Kommentar von Alexander Pausch
Das Elend der Flüchtlinge ist eine Schande für Europa

Als vor wenigen Tagen der ehemalige Chef-Archäologe der syrischen Oasenstadt Palmyra, Khaled Asaad, von der Terrormiliz Islamischer Staat (IS) enthauptet wurde, war das Entsetzen in aller Welt groß. Der 81-jährige hatte im Laufe seines Lebens viele Freunde außerhalb seiner Heimat gewonnen, die nun mit Abscheu reagieren.

Doch für die Tausenden, die in Syrien und im Irak das gleiche grausame Schicksal erleiden, für die Tausenden Frauen, die versklavt und vergewaltigt werden, für die Kinder, die missbraucht oder als Kindersoldaten eingesetzt werden, erhebt niemand mehr seine Stimme. Ebenso wenig wie für die Zehntausenden Christen und Jesiden und anderen Minderheiten, die vertrieben werden und nun vor dem Nichts stehen.

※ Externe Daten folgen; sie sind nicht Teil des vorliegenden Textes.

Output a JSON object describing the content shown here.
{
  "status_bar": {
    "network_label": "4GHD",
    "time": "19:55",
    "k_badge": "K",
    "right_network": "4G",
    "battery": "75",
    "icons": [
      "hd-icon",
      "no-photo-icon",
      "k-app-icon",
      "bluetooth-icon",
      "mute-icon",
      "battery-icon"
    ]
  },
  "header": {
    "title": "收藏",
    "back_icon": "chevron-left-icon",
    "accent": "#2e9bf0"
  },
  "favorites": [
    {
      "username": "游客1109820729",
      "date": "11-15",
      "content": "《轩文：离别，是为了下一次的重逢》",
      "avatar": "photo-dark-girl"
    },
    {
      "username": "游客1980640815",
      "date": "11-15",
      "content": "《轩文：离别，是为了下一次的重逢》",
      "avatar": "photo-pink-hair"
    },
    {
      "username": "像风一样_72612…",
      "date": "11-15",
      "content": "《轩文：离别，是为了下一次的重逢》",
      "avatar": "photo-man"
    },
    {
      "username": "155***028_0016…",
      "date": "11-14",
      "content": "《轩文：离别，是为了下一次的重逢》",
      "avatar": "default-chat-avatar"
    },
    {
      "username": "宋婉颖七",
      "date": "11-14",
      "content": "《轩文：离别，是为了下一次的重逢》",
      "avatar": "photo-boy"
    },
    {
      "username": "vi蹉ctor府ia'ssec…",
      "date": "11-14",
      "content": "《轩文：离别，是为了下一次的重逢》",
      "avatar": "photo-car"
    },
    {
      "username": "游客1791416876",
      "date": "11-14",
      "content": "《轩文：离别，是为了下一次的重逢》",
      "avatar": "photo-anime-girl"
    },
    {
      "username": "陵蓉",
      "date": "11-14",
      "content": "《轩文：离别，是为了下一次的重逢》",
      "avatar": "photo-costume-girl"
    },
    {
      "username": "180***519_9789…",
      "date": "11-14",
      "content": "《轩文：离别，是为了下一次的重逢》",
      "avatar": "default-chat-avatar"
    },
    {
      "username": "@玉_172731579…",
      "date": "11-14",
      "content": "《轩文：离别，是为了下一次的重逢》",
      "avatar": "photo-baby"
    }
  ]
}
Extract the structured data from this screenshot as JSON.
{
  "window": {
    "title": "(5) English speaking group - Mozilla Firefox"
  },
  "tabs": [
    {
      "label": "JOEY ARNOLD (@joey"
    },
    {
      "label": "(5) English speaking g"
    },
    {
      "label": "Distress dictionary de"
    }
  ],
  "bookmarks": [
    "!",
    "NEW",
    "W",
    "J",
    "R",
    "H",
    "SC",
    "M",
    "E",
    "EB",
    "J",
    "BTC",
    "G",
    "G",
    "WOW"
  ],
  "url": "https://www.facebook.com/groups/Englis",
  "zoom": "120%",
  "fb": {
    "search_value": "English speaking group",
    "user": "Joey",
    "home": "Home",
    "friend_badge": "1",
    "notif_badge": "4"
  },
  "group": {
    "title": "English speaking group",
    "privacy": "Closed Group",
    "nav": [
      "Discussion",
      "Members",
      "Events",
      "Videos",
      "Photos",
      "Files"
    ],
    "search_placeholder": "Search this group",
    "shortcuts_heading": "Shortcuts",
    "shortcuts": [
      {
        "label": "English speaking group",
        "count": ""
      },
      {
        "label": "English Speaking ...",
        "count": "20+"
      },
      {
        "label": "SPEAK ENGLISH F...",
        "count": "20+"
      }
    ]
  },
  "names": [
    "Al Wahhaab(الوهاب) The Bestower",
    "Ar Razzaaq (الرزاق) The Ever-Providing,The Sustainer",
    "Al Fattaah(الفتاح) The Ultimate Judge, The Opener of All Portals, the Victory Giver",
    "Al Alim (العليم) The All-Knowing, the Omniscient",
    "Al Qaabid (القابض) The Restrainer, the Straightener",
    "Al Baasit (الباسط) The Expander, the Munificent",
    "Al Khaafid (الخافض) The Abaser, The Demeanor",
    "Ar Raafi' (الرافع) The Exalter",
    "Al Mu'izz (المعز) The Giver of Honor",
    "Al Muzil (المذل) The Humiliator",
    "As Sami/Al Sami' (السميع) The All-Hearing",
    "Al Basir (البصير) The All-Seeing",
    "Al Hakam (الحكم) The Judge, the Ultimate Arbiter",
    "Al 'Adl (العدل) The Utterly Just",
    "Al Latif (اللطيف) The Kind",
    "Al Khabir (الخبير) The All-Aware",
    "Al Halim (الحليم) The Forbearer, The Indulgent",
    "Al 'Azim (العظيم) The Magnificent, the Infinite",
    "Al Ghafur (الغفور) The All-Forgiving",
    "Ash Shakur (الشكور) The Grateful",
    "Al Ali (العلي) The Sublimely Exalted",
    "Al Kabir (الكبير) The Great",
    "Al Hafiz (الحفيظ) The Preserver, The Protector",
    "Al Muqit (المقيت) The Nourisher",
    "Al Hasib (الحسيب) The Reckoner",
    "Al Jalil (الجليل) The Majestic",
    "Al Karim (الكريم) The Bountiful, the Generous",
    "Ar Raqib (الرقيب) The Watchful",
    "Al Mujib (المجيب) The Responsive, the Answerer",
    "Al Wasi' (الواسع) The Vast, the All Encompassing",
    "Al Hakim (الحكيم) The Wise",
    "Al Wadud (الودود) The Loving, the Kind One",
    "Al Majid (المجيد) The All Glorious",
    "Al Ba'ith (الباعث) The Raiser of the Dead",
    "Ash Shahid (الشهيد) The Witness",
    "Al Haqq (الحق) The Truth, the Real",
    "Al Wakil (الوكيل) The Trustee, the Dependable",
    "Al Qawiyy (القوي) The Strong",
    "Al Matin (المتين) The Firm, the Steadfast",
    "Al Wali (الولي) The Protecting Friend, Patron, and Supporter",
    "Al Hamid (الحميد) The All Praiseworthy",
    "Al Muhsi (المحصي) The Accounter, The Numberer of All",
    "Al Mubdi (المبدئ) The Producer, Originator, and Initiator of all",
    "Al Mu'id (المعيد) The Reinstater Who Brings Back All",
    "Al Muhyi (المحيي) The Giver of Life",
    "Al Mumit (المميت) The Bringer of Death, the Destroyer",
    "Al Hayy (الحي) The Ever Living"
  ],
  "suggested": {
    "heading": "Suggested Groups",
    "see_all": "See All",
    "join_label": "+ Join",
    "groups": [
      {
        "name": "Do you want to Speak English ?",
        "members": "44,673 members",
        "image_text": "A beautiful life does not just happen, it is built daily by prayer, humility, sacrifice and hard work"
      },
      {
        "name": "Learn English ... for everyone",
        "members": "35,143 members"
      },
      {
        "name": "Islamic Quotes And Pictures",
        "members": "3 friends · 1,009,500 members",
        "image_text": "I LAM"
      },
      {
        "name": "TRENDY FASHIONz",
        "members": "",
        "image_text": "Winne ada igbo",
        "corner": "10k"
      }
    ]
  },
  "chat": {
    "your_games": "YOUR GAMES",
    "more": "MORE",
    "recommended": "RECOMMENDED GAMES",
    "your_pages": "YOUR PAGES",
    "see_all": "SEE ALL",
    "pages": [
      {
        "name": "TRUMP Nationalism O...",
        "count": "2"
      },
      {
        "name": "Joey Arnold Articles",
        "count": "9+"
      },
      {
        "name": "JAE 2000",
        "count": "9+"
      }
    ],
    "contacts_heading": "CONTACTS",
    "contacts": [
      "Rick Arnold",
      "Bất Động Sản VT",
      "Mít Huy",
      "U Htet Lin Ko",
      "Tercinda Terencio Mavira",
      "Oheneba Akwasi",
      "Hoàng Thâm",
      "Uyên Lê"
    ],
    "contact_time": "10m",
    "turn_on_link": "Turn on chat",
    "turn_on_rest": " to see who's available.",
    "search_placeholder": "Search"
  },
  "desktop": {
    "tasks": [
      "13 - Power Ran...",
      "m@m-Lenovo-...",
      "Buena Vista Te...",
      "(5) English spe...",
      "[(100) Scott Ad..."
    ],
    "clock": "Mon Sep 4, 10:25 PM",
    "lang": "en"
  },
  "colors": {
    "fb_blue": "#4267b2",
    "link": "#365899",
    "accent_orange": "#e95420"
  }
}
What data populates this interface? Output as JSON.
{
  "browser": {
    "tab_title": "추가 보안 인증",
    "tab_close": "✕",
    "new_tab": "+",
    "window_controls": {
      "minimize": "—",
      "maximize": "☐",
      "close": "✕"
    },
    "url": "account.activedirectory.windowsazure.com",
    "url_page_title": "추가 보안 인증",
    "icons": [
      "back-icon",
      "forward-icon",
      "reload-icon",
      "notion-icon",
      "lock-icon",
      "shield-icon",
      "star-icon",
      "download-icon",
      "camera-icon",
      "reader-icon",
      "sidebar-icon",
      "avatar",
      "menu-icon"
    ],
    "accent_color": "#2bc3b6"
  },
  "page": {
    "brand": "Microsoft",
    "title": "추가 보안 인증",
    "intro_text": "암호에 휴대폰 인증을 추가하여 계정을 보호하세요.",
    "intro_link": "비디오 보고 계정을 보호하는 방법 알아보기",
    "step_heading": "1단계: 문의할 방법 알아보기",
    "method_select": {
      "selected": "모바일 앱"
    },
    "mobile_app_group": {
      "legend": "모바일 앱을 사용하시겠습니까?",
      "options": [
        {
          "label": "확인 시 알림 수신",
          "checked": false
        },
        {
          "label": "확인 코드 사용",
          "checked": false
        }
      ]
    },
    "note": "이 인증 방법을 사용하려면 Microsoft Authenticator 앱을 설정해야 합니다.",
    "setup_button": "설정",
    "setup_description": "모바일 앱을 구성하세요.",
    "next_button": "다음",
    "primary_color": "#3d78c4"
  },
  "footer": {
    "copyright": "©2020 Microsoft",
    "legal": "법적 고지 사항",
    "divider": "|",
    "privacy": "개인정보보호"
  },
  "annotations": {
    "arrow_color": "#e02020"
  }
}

Die Welt erlebt das größte Flüchtlingsdrama seit dem Zweiten Weltkrieg - doch bislang spielt sich dieses Drama vor den Toren Europas, in Afrika und im Nahen Osten ab. Es sind die Türkei, Jordanien, die kurdische Autonomieregion im Nordirak und der Libanon, die die Last der Flüchtlinge schultern. Sie drohen daran zu zerbrechen. Eine Beispiel: Im Libanon ist jeder vierte Bewohner ein Flüchtling. Genau dort musste des Welternährungsprogramm dieses Jahr die Nahrungsmittelhilfen senken, weil es zu wenig Zuschüsse erhält.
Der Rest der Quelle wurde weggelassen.